Wir Menschen leben wohl eher selten in einem Zustand der Erfüllung. Auch wenn ich zeitweilig die Stimmigkeit der Lebensumstände empfangen oder gar genießen darf, so sind bei mir einzelne Lebensbereiche öfter in einem Zustand des Unbehagens, des Entstehens oder des Vergehens und dann auch mit Unwohlsein, Schmerz oder gar Leid verbunden. Dennoch lebe ich eigentlich mehr oder weniger durchgehend auf etwas hin. Etwas, das jetzt noch nicht ist, soll werden oder kommen.


Der Advent ist in der christlichen Religion der Zeitabschnitt, in dem Christen bewusst auf die Geburt Jesu hinleben. Die großen Mystiker regen an, die Geburt Christi im eigenen Leben zu ersehnen; „Er“ soll in mir als meine wahre Natur lebendig werden. Die eigene, naturgegebene Selbstbezogenheit kann dann, so die Verheißung, in und mit der göttlichen Liebe in eine umfassendere Seinsbezogenheit  hineingewandelt werden. Unabhängig von der Frage, wie dies möglich ist, stellt sich die Frage, wie überbrücke ich die Zeit von meinem Jetzt zu dem gewünschten Später.

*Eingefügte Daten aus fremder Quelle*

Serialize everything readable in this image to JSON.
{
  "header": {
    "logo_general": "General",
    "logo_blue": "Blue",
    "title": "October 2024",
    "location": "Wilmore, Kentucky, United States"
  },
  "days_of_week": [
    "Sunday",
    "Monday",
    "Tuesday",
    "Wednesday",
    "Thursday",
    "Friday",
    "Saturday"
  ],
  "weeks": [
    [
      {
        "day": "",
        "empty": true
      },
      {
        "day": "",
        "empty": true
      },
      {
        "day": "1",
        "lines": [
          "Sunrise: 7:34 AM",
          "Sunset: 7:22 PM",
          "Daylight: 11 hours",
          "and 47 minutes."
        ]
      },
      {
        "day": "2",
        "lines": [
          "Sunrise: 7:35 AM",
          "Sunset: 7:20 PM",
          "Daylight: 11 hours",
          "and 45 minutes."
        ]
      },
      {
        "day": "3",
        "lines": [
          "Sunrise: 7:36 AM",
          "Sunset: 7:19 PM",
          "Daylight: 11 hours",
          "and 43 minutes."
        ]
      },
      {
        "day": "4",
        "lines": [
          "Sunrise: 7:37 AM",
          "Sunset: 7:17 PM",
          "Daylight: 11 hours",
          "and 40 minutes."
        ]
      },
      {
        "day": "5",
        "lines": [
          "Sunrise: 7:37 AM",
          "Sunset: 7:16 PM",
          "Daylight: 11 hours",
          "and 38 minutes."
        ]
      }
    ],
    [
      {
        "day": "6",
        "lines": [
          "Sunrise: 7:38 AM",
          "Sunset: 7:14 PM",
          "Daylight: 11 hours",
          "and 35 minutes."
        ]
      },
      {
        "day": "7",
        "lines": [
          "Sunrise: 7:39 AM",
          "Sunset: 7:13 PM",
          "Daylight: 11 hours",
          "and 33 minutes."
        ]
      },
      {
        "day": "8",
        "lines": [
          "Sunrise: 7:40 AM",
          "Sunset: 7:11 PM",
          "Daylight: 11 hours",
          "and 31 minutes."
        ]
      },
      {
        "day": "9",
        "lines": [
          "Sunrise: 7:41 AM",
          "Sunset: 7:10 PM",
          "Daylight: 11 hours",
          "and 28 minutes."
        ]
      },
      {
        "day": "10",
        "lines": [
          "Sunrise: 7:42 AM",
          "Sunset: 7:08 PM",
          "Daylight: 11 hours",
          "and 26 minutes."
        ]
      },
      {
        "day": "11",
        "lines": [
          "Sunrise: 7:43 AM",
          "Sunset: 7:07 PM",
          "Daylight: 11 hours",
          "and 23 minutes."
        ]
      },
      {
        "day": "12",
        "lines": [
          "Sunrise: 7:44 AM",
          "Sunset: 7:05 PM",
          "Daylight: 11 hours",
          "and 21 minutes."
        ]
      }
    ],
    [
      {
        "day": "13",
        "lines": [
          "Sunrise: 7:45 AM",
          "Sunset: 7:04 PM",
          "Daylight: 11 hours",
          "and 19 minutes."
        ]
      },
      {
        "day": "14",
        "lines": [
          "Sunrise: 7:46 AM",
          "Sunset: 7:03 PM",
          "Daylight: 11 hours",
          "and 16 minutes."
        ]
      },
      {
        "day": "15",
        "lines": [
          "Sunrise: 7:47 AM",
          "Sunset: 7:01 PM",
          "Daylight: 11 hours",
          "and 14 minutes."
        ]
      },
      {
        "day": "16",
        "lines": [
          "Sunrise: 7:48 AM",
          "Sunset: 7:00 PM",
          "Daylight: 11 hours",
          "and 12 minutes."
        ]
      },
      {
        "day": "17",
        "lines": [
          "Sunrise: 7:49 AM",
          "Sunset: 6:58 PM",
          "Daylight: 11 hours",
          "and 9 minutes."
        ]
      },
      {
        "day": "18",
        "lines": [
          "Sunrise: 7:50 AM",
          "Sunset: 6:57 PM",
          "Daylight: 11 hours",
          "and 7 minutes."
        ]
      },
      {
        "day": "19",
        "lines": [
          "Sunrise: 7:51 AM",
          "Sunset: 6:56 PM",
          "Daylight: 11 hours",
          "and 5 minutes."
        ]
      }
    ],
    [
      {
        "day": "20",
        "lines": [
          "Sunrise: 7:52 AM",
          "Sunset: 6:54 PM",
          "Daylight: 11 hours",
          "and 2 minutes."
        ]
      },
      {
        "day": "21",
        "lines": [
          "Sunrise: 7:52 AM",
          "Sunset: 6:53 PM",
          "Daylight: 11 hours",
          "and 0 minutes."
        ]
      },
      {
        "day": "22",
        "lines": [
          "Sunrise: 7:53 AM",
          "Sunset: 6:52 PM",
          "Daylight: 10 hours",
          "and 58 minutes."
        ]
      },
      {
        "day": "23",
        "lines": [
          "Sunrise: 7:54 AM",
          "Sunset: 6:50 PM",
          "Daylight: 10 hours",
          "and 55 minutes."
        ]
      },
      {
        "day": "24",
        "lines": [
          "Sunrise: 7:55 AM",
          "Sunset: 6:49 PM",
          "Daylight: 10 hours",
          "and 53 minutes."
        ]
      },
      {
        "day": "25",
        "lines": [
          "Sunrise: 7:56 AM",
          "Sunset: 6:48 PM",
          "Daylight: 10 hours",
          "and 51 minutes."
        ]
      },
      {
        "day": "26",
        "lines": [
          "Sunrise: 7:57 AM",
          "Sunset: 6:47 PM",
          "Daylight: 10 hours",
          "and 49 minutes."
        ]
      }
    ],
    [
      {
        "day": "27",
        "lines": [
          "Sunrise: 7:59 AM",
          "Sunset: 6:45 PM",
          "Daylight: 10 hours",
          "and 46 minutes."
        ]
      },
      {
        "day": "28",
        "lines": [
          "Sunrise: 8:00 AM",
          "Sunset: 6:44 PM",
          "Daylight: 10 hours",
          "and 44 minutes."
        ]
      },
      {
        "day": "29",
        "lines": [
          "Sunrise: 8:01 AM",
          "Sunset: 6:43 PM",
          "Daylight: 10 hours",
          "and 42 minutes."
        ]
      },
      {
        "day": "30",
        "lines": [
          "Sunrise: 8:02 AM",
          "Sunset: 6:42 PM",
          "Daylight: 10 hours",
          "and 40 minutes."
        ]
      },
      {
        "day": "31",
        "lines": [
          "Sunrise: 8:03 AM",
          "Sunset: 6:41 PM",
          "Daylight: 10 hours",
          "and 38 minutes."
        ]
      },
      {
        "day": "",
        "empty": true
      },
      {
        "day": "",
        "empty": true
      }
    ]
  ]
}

Was hat es überhaupt mit dem Warten auf sich?


Das Wort „warten“ hat von Wortursprung her zwei Bedeutungen: „Ausschau halten“ und „pflegen“. Beim Warten geht es also um aktive Vorgänge und nicht um ein passives „Däumchendrehen“. Ich „halte Ausschau“ nach dem, was kommen mag und sich, vielleicht nur ansatzweise und eher verborgen, zeigt. Ich schärfe meine Sinne und mein inneres Empfinden für die äußeren und inneren Zeichen der Ankunft dessen, was bzw. den ich ersehne. Ich nehme damit aber auch in den Blick, was sich an Fragen, Zweifeln und noch Ungelöstem in meinem Leben zeigt und integriere es so gut es eben geht in meine Wartehaltung. Ich gehe mit meiner damit verbundenen Unfertigkeit „pfleglich“ um, weil ich immer mehr lerne, dass gerade diese Unfertigkeit der Mutterboden göttlicher Wandlungskraft ist. Vielleicht lerne ich dann sogar, mit der Unfertigkeit anderer Menschen besser umzugehen und sie nachfolgend dann auch pfleglicher zu behandeln.


All dies ist nur möglich, wenn ich beim Warten auf das Zukünftige ganz im Hier und Jetzt lebe. Wenn ich beim Warten nur die eigene, zukünftige Wunschvorstellung im Blickpunkt habe und mich damit vom Leben im Jetzt löse, werde ich die aktuell sich zeigenden Zeichen übersehen und damit mein eigenes Wünschen verabsolutieren. Aber der göttliche Wind weht wann und wo er will, und mir wird gegeben, was gut für mich ist. Es könnte ja auch sein, dass nicht die „Gottesgeburt“ auf „seiner“ Agenda steht, sondern dass etwas überraschend anderes zum Durchbruch kommen will, das ich zu meiner Menschwerdung benötige.